A militante hoje se vê com uma mulher com todos os seus direitos. Graças ao apoio do MST, ela conseguiu retificar os documentos e passou a usar o nome social feminino.

“O Movimento Sem Terra abre muitas portas e oportunidades para você, tanto de estudo como de formações. Uma conquista que eu tive muito e que sempre gosto de falar foi meu nome social, através do MST e através da luta”, destaca. “Quem me acompanhou nesse processo foi a companheira Ayala Maria, que é a mulher que militava aqui nesse espaço. Uma grande mulher, uma grande militante”, agradece.

Ariela quer “dividir tudo que eu aprendi com os acampados”

Outra mulher transexual da Comuna Fidel Castro, Ariela Santos, 30, também chegou no acampamento após episódios de transfobia ao longo da vida. Para assumir sua identidade, não teve o apoio dos pais nem dos irmãos, e por isso saiu de casa para morar com uma tia. 

A chegada na Comuna foi também foi indicação de uma amiga, assim como o caso de Jeniffer. Já no começo, entretanto, enfrentou resistência de alguns acampados. “Ainda que o movimento dê apoio, ainda existem muitas pessoas dentro que tem preconceito com as pessoas trans, gays e lésbicas”, comenta. Por isso, ela saiu e retornou tempos depois.

”Então estou morando aqui novamente na Comuna Fidel Castro. Tenho o meu quintal produtivo, tenho minha casa, tô produzindo graças a Deus, e estou muito feliz. Eu estou no setor de Disciplina, e muitas pessoas também não me apoiam por eu ser mulher trans, e não me querem no setor de disciplina, mas eu estou de cabeça erguida, porque enquanto tem alguns que não me querem, tem outros que me apoiam”, aponta.

Atualmente, Santos trabalha como cozinheira em um restaurante. Antes de entrar no MST, também tinha uma visão sobre o grupo que hoje considera distorcida.

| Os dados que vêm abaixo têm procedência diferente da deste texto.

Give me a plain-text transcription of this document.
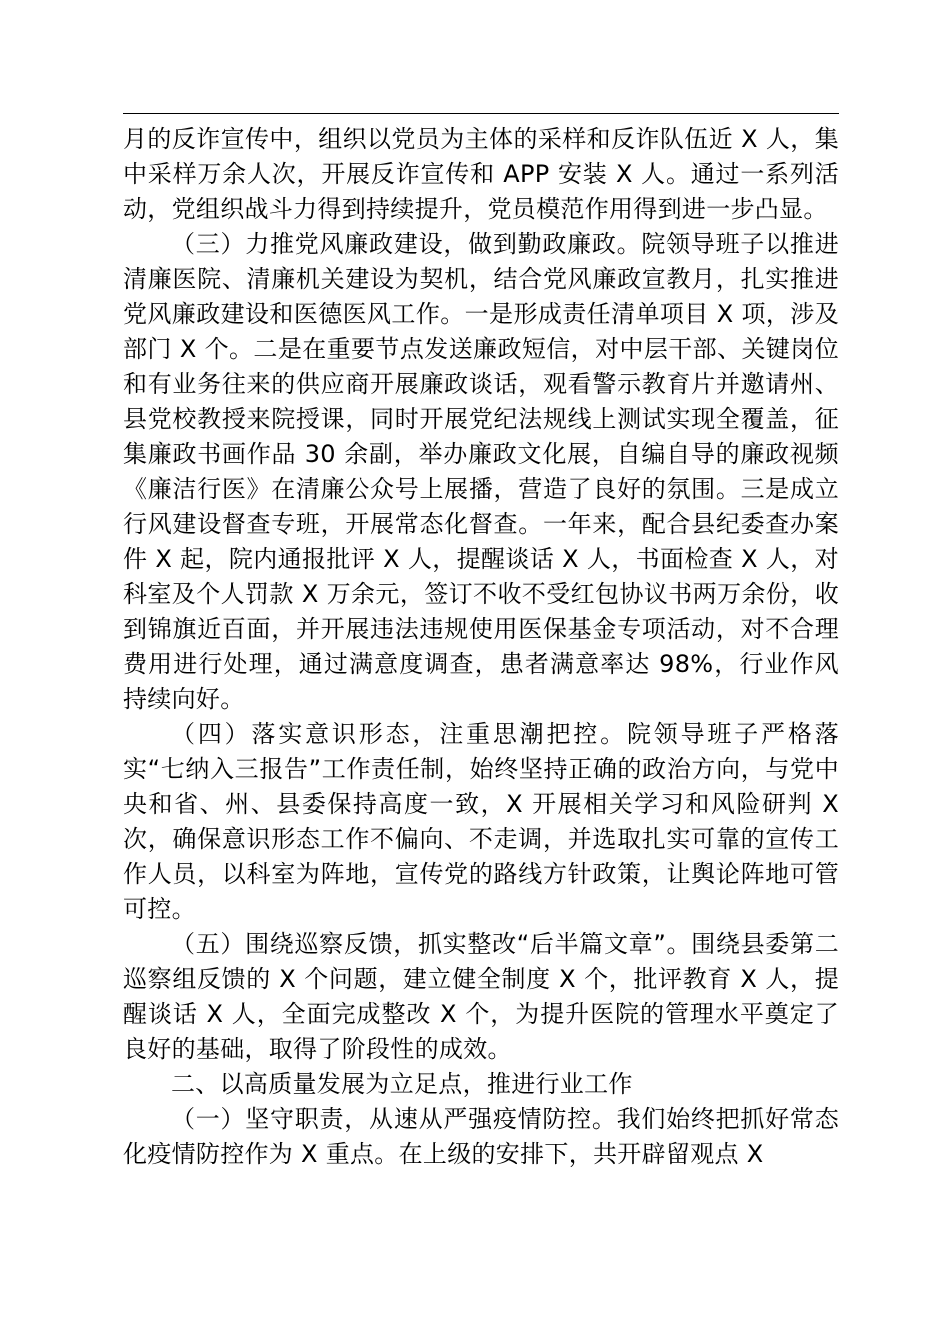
月的反诈宣传中，组织以党员为主体的采样和反诈队伍近 X 人，集中采样万余人次，开展反诈宣传和 APP 安装 X 人。通过一系列活动，党组织战斗力得到持续提升，党员模范作用得到进一步凸显。

（三）力推党风廉政建设，做到勤政廉政。院领导班子以推进清廉医院、清廉机关建设为契机，结合党风廉政宣教月，扎实推进党风廉政建设和医德医风工作。一是形成责任清单项目 X 项，涉及部门 X 个。二是在重要节点发送廉政短信，对中层干部、关键岗位和有业务往来的供应商开展廉政谈话，观看警示教育片并邀请州、县党校教授来院授课，同时开展党纪法规线上测试实现全覆盖，征集廉政书画作品 30 余副，举办廉政文化展，自编自导的廉政视频《廉洁行医》在清廉公众号上展播，营造了良好的氛围。三是成立行风建设督查专班，开展常态化督查。一年来，配合县纪委查办案件 X 起，院内通报批评 X 人，提醒谈话 X 人，书面检查 X 人，对科室及个人罚款 X 万余元，签订不收不受红包协议书两万余份，收到锦旗近百面，并开展违法违规使用医保基金专项活动，对不合理费用进行处理，通过满意度调查，患者满意率达 98%，行业作风持续向好。

（四）落实意识形态，注重思潮把控。院领导班子严格落实“七纳入三报告”工作责任制，始终坚持正确的政治方向，与党中央和省、州、县委保持高度一致，X 开展相关学习和风险研判 X 次，确保意识形态工作不偏向、不走调，并选取扎实可靠的宣传工作人员，以科室为阵地，宣传党的路线方针政策，让舆论阵地可管可控。

（五）围绕巡察反馈，抓实整改“后半篇文章”。围绕县委第二巡察组反馈的 X 个问题，建立健全制度 X 个，批评教育 X 人，提醒谈话 X 人，全面完成整改 X 个，为提升医院的管理水平奠定了良好的基础，取得了阶段性的成效。

二、以高质量发展为立足点，推进行业工作

（一）坚守职责，从速从严强疫情防控。我们始终把抓好常态化疫情防控作为 X 重点。在上级的安排下，共开辟留观点 X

“Discriminava sim, não vou mentir. Mas depois que eu conheci o MST e eu entrei dentro do movimento, tive outra visão muito diferente, muito realista. A luta pelo que eles trabalham, e é aí que a gente vê a realidade, porque quando a gente tá de fora a gente julga, mas quando a gente entra de dentro a gente já vê outra visão”, afirma.

Recentemente, também viajou com o grupo e participou do Curso de Formação de Educadores e Educadoras Populares em Saúde LGBTI+ do Campo e Prevenção às IST/HIV/AIDS, em Salvador-BA.

“Para mim, foi tudo novidade. Eu aprendi muitas coisas que eu não sabia e que eu trouxe aqui para a Comuna Fidel Castro. Quero dividir no momento que eu tiver a oportunidade tudo que eu aprendi com os acampados daqui”.